All the tests were done on an Arch Linux x86_64 machine with an Intel(R) Core(TM) i7 CPU (1.90GHz).
We show the performance of computing empirical likelihood with
el_mean()
. We test the computation speed with simulated
data sets in two different settings: 1) the number of observations
increases with the number of parameters fixed, and 2) the number of
parameters increases with the number of observations fixed.

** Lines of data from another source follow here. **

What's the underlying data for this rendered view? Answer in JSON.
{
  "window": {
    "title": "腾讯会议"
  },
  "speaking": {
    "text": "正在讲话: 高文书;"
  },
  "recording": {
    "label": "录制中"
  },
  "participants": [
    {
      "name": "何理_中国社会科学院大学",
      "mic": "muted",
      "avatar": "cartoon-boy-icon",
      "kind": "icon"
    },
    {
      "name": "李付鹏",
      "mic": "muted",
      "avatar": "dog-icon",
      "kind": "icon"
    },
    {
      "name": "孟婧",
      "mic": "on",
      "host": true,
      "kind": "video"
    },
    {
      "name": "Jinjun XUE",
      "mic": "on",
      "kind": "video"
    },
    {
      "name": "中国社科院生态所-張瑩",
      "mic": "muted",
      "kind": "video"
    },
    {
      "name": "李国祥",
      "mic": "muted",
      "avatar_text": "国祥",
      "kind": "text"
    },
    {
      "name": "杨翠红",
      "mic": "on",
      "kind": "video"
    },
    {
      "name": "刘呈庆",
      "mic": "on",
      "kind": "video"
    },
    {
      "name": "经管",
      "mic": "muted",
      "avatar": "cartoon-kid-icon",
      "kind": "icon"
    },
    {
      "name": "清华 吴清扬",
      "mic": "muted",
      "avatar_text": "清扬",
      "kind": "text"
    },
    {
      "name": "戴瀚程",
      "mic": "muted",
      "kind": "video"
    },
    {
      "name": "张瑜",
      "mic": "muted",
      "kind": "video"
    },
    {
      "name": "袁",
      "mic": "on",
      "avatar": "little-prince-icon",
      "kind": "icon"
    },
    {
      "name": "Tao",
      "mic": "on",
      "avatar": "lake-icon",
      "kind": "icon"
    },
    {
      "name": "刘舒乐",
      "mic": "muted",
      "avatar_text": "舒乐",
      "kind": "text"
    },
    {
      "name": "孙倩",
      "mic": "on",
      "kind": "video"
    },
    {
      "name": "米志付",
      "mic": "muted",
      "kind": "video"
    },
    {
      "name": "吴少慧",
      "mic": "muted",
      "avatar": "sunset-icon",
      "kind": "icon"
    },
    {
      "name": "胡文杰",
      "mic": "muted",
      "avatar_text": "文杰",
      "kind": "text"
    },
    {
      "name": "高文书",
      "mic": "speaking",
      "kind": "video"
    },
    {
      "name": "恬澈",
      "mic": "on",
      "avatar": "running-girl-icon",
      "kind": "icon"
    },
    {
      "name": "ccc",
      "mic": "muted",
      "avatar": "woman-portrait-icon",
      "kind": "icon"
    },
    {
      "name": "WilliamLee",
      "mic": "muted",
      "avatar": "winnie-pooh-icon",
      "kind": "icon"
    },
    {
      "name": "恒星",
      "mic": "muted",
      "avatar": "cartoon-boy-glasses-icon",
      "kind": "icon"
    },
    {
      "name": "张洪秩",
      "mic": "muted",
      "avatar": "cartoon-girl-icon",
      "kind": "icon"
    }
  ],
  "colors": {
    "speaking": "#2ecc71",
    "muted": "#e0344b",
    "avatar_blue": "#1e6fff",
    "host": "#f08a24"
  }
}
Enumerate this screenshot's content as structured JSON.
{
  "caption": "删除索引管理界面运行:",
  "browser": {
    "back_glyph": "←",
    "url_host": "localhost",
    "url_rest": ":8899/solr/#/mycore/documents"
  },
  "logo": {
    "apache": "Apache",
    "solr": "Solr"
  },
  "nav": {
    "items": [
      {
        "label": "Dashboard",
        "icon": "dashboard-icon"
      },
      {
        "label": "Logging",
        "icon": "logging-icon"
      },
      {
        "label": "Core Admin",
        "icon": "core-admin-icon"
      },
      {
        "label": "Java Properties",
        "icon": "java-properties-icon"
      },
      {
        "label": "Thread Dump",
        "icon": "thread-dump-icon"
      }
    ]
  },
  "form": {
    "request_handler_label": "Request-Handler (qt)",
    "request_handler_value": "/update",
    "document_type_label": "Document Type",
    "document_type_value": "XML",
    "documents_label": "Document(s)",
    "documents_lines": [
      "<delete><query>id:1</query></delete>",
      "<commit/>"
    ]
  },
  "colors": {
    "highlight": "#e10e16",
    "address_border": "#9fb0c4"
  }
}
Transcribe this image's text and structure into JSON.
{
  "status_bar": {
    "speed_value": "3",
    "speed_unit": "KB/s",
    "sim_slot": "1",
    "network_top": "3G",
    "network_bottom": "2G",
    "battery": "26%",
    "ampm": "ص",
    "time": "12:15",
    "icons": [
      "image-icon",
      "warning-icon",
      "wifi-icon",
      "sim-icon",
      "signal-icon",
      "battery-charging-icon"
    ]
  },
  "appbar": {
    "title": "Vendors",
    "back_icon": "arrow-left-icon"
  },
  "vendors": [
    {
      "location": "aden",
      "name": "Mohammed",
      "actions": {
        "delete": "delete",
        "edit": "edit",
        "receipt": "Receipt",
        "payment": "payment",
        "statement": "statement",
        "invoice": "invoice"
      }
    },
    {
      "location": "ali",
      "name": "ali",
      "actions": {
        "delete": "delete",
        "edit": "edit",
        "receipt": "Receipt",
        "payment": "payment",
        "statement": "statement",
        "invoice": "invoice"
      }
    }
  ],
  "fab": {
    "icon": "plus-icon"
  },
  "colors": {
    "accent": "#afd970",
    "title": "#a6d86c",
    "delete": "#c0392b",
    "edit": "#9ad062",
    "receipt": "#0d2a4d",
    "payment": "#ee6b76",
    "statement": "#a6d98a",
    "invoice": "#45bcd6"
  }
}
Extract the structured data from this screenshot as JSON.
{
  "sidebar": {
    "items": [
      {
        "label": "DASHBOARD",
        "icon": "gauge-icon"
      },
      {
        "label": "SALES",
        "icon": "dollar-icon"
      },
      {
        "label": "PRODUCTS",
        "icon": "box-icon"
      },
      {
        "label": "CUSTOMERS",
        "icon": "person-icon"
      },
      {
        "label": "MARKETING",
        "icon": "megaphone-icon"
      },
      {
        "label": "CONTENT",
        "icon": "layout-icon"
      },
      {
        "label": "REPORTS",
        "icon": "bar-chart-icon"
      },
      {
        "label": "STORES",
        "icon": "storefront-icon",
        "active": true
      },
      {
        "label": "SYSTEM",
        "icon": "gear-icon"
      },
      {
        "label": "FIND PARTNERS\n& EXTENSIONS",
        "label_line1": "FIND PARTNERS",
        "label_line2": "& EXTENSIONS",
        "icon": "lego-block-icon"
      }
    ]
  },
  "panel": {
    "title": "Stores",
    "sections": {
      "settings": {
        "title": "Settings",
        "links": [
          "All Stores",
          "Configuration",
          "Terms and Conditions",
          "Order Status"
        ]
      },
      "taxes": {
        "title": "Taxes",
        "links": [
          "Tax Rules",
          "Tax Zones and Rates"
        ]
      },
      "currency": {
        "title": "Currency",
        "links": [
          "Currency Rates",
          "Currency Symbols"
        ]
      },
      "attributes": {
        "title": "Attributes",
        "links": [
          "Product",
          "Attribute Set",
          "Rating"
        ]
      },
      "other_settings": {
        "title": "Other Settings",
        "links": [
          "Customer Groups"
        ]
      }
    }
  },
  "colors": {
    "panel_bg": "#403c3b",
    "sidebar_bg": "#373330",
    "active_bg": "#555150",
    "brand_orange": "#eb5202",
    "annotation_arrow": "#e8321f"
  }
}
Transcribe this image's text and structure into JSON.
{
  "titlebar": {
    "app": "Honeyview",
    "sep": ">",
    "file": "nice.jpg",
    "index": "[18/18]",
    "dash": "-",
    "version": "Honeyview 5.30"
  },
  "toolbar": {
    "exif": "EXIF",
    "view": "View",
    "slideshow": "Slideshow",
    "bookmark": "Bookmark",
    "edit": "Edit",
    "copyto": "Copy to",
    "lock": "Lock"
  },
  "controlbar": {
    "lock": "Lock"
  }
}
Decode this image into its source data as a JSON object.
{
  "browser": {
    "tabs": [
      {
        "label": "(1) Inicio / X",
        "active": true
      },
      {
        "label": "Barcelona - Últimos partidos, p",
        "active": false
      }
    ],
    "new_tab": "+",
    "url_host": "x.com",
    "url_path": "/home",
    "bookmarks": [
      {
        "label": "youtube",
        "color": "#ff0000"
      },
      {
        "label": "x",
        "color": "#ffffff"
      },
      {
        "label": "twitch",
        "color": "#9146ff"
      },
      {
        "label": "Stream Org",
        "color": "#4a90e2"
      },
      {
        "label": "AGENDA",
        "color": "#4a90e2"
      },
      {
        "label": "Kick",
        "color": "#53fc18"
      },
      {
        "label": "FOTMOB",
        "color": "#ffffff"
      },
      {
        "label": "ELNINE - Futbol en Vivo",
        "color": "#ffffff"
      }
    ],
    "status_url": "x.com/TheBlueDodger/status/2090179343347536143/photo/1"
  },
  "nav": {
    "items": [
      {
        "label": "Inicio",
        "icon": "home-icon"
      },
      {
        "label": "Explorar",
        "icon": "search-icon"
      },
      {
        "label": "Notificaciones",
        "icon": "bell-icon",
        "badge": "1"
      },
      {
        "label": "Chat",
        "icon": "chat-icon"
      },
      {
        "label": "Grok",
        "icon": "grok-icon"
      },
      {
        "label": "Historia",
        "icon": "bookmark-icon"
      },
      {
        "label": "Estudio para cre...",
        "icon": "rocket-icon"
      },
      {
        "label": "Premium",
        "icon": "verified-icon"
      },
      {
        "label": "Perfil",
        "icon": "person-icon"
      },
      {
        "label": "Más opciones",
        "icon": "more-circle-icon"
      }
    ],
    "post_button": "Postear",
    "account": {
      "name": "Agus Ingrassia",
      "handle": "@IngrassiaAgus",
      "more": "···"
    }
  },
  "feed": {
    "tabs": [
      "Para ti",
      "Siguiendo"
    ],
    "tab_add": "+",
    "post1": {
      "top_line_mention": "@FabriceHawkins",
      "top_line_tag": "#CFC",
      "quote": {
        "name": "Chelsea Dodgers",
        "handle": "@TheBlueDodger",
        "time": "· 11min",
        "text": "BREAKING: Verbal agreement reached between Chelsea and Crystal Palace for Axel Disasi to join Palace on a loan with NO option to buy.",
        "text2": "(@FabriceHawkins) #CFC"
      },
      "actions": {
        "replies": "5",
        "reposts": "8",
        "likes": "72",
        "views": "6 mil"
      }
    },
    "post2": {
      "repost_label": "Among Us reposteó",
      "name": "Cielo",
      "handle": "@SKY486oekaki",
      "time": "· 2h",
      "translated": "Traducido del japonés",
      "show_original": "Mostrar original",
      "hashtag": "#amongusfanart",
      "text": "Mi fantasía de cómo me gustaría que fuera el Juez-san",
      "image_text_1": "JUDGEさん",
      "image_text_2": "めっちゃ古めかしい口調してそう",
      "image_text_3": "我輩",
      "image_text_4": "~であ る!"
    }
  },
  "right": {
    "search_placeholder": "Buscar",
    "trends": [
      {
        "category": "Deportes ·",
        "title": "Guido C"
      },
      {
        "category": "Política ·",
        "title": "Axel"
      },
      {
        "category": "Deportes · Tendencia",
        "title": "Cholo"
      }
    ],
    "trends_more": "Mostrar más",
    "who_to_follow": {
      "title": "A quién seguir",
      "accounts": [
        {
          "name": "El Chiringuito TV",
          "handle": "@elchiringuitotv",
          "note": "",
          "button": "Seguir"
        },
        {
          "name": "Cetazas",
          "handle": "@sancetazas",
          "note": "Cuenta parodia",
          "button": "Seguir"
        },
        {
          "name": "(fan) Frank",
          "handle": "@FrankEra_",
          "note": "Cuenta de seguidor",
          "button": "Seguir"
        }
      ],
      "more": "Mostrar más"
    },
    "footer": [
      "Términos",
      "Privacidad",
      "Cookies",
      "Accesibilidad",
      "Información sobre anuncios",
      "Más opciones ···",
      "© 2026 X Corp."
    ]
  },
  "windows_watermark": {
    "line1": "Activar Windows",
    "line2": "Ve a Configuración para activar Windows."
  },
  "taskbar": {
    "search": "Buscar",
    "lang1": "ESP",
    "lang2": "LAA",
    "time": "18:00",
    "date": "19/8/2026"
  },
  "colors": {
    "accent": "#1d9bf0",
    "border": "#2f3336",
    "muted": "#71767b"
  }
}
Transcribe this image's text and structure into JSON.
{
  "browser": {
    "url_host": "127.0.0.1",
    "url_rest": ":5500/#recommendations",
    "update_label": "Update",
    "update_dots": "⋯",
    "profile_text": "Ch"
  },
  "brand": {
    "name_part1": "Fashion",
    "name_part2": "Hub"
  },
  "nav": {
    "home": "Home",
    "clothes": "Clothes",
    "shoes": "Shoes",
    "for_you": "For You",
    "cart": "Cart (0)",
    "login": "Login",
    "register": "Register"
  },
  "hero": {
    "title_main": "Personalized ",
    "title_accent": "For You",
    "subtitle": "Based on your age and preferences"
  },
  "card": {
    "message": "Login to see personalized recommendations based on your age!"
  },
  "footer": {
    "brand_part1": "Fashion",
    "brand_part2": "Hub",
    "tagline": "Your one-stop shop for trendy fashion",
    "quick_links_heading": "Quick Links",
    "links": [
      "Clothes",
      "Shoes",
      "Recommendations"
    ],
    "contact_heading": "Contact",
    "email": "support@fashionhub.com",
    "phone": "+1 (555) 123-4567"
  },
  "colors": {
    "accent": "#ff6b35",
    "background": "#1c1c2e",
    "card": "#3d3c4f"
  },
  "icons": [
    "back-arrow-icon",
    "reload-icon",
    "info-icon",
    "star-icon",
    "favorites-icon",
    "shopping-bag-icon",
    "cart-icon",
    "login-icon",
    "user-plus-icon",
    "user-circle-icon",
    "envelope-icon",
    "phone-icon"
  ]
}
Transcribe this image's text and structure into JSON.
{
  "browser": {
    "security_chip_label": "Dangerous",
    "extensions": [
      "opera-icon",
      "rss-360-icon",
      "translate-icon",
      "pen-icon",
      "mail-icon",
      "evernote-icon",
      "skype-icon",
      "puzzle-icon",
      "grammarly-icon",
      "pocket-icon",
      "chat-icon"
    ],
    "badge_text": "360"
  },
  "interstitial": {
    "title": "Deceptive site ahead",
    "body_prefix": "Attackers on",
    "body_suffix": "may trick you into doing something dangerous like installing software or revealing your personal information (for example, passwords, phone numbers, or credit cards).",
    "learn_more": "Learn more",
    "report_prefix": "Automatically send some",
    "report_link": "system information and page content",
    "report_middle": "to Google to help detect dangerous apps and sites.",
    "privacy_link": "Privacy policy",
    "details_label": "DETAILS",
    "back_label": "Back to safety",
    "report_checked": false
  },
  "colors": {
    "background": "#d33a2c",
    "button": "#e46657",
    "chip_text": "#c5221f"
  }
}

We fix the number of parameters at \(p =
10\), and simulate the parameter value and \(n \times p\) matrices using
rnorm()
. In order to ensure convergence with a large \(n\), we set a large threshold value using
el_control()
.
library(ggplot2)
library(microbenchmark)
set.seed(3175775)
p <- 10
par <- rnorm(p, sd = 0.1)
ctrl <- el_control(th = 1e+10)
result <- microbenchmark(
n1e2 = el_mean(matrix(rnorm(100 * p), ncol = p), par = par, control = ctrl),
n1e3 = el_mean(matrix(rnorm(1000 * p), ncol = p), par = par, control = ctrl),
n1e4 = el_mean(matrix(rnorm(10000 * p), ncol = p), par = par, control = ctrl),
n1e5 = el_mean(matrix(rnorm(100000 * p), ncol = p), par = par, control = ctrl)
)
Below are the results:
result
#> Unit: microseconds
#> expr min lq mean median uq max
#> n1e2 489.985 574.900 662.3438 628.9375 696.2745 1353.216
#> n1e3 1327.930 1550.459 1826.1303 1733.8020 1963.6575 4574.143
#> n1e4 11772.424 15431.341 19250.3760 17907.8280 20652.2630 41302.604
#> n1e5 252438.702 317889.392 376210.0851 367614.8005 409132.8455 688239.447
#> neval cld
#> 100 a
#> 100 a
#> 100 b
#> 100 c
autoplot(result)
This time we fix the number of observations at \(n = 1000\), and evaluate empirical likelihood at zero vectors of different sizes.
n <- 1000
result2 <- microbenchmark(
p5 = el_mean(matrix(rnorm(n * 5), ncol = 5),
par = rep(0, 5),
control = ctrl
),
p25 = el_mean(matrix(rnorm(n * 25), ncol = 25),
par = rep(0, 25),
control = ctrl
),
p100 = el_mean(matrix(rnorm(n * 100), ncol = 100),
par = rep(0, 100),
control = ctrl
),
p400 = el_mean(matrix(rnorm(n * 400), ncol = 400),
par = rep(0, 400),
control = ctrl
)
)
result2
#> Unit: microseconds
#> expr min lq mean median uq max
#> p5 780.880 839.8775 927.2409 870.144 932.8365 1679.635
#> p25 2960.475 3012.8495 3226.5720 3073.838 3122.5830 7679.690
#> p100 23441.655 25955.4235 29432.1342 28484.010 31172.2030 74972.406
#> p400 272724.494 300160.8705 346159.6825 324560.670 377741.0960 562418.610
#> neval cld
#> 100 a
#> 100 a
#> 100 b
#> 100 c
autoplot(result2)
On average, evaluating empirical likelihood with a 100000×10 or 1000×400 matrix at a parameter value satisfying the convex hull constraint takes less than a second.